4.2. Diagnosis of the Water Resources Carrying Capacity Obstacle factors
- (1)
- The WRCC obstacle degree of each index changed with the evaluation area and the evaluation year, and even for the same index, its obstacle degree changed with the evaluation sample, which showed that the method constructed in this paper can dynamically diagnose and identify obstacle factors. Taking Huainan City as an example, the obstacle degree was ranked from largest to smallest as C11 > C4 > C1 > C5 > C10 > C7 > C8 > C12 > C9 > C13 > C6 > C2 > C3 in 2018, and C1 > C5 > C11 > C4 > C2 > C10 > C8 > C7 > C12 > C9 > C13 > C6 > C3 in 2019, respectively. In terms of the evaluation indexes, the water resources carrying capacity state of six cities in the Huaibei Plain developed positively from 2011–2018, while the main reason for the deterioration in 2019 was attributed to the low precipitation in that year, the decrease in water resources, and the high degree of water resource utilization.
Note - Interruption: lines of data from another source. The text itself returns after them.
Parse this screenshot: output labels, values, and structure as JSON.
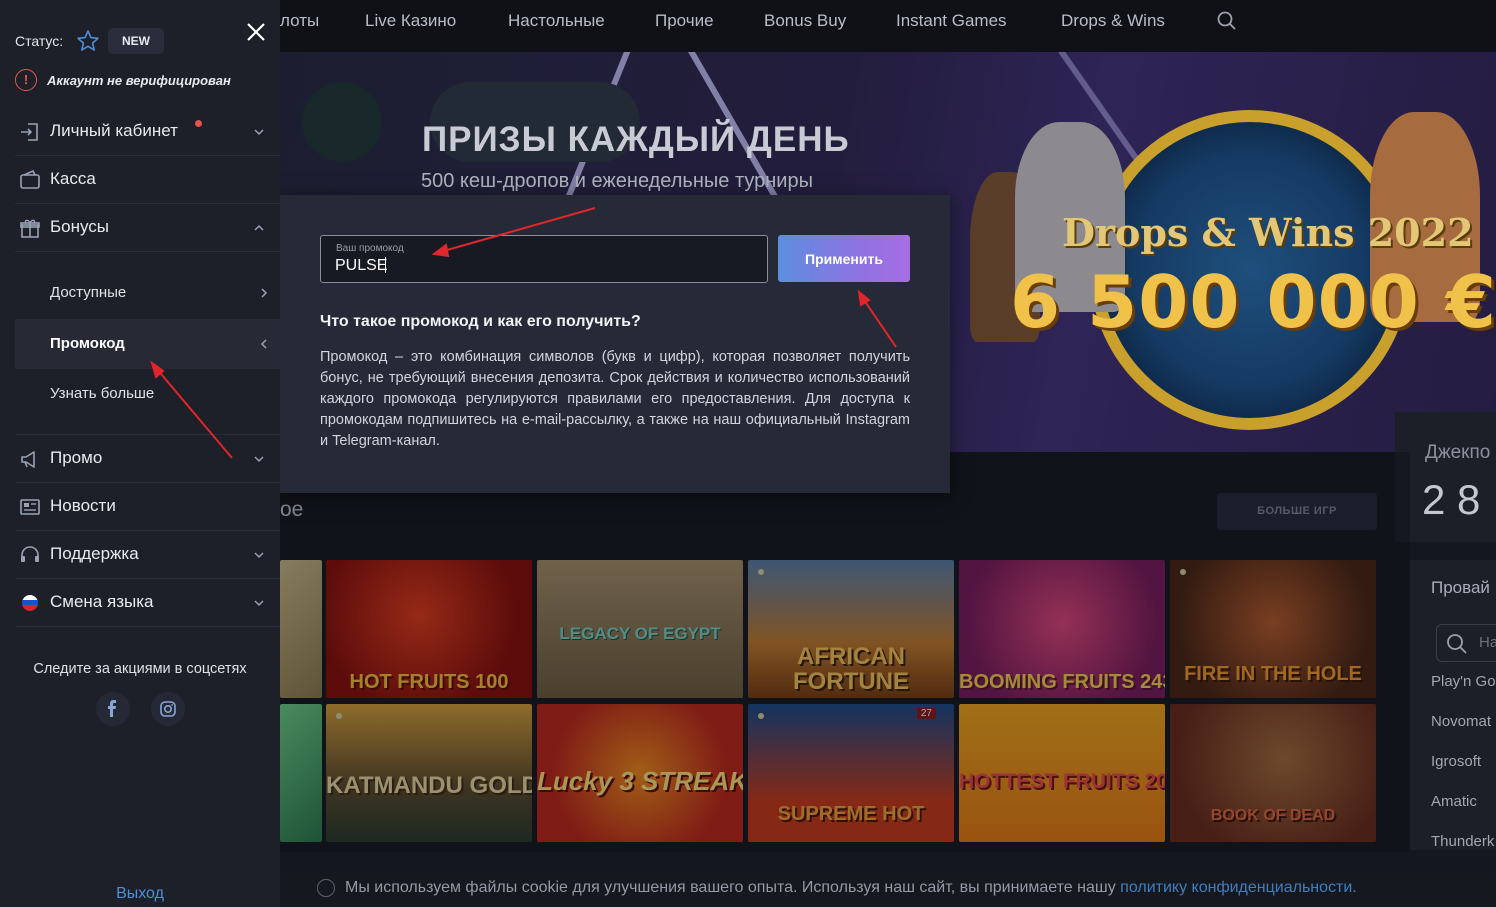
{
  "nav": {
    "items": [
      "лоты",
      "Live Казино",
      "Настольные",
      "Прочие",
      "Bonus Buy",
      "Instant Games",
      "Drops & Wins"
    ],
    "search_icon": "search-icon"
  },
  "hero": {
    "title": "ПРИЗЫ КАЖДЫЙ ДЕНЬ",
    "subtitle": "500 кеш-дропов и еженедельные турниры",
    "banner_title": "Drops & Wins 2022",
    "banner_amount": "6 500 000 €"
  },
  "promo": {
    "field_label": "Ваш промокод",
    "field_value": "PULSE",
    "apply_label": "Применить",
    "question": "Что такое промокод и как его получить?",
    "description": "Промокод – это комбинация символов (букв и цифр), которая позволяет получить бонус, не требующий внесения депозита. Срок действия и количество использований каждого промокода регулируются правилами его предоставления. Для доступа к промокодам подпишитесь на e-mail-рассылку, а также на наш официальный Instagram и Telegram-канал."
  },
  "sidebar": {
    "status_label": "Статус:",
    "status_badge": "NEW",
    "warning": "Аккаунт не верифицирован",
    "menu": [
      {
        "label": "Личный кабинет",
        "icon": "login-icon"
      },
      {
        "label": "Касса",
        "icon": "wallet-icon"
      },
      {
        "label": "Бонусы",
        "icon": "gift-icon"
      },
      {
        "label": "Промо",
        "icon": "megaphone-icon"
      },
      {
        "label": "Новости",
        "icon": "newspaper-icon"
      },
      {
        "label": "Поддержка",
        "icon": "headset-icon"
      },
      {
        "label": "Смена языка",
        "icon": "russia-flag-icon"
      }
    ],
    "bonus_sub": [
      "Доступные",
      "Промокод",
      "Узнать больше"
    ],
    "social_title": "Следите за акциями в соцсетях",
    "logout": "Выход"
  },
  "games": {
    "section_title": "ое",
    "more_button": "БОЛЬШЕ ИГР",
    "row1": [
      "HOT FRUITS 100",
      "LEGACY OF EGYPT",
      "AFRICAN FORTUNE",
      "BOOMING FRUITS 243",
      "FIRE IN THE HOLE"
    ],
    "row2": [
      "KATMANDU GOLD",
      "Lucky 3 STREAK",
      "SUPREME HOT",
      "HOTTEST FRUITS 20",
      "BOOK OF DEAD"
    ],
    "badge_27": "27"
  },
  "jackpot": {
    "label": "Джекпо",
    "value": "2 8"
  },
  "providers": {
    "title": "Провай",
    "search_placeholder": "На",
    "items": [
      "Play'n Go",
      "Novomat",
      "Igrosoft",
      "Amatic",
      "Thunderk"
    ]
  },
  "cookie": {
    "text": "Мы используем файлы cookie для улучшения вашего опыта. Используя наш сайт, вы принимаете нашу ",
    "link": "политику конфиденциальности."
  },
  "colors": {
    "accent_blue": "#4e8fd6",
    "apply_gradient_start": "#5e8ee0",
    "apply_gradient_end": "#a76de4",
    "warning_red": "#e05a4f",
    "annotation_arrow": "#e0262b"
  }
}
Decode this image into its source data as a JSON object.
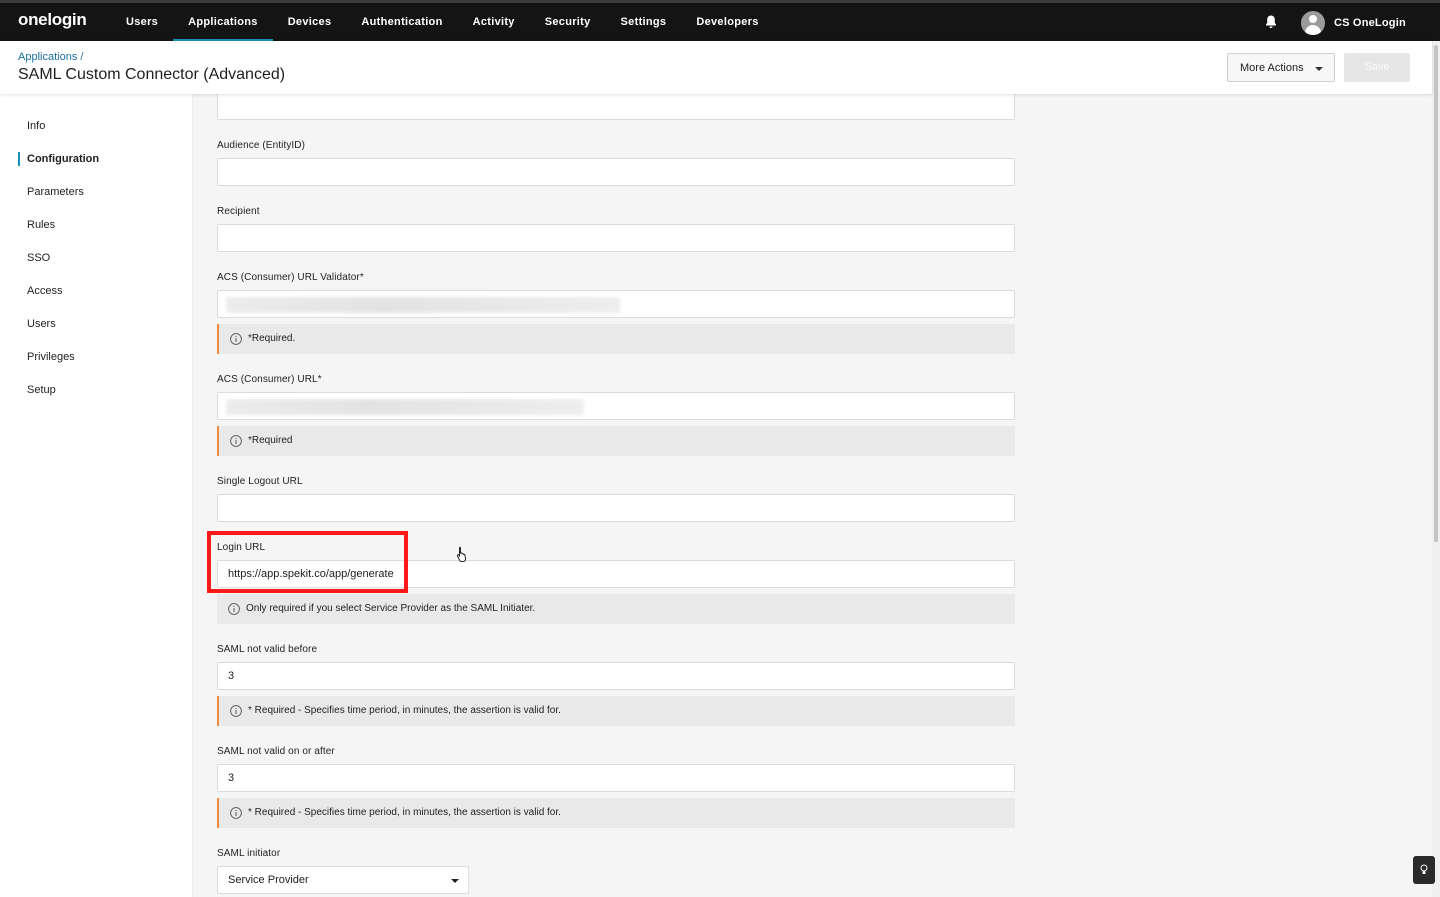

The average obstacle degree of the per capita water resources C1 (average value of 2011–2018) of the six cities in the Huaibei Plain increased from 0.9263 to 0.9654 in 2019; the average obstacle degree of the annual water production modulus C2 increased from 0.8517 to 0.9271, the average obstacle degree of the utilization ratio of water resources C5 increased from 0.5567 to 0.8322, and the average obstacle degree of the per capita daily domestic water consumption increased from 0.3887 to 0.6655. These data showed that the precipitation in the cities of Huaibei Plain in the year 2019 ranged from 552.1 mm–614.9 mm, which was about 40% less compared to 2018 and about 30% less compared to the multi-year average. It can be seen that the quantitative diagnostic method of the regional WRCC obstacle factors based on the CN and TOPSIS constructed in this paper can effectively identify the change process of carrying capacity evaluation indexes, and the year-by-year change in the obstacle degree can quantitatively analyze the reasons for the change in the carrying state.
- (2)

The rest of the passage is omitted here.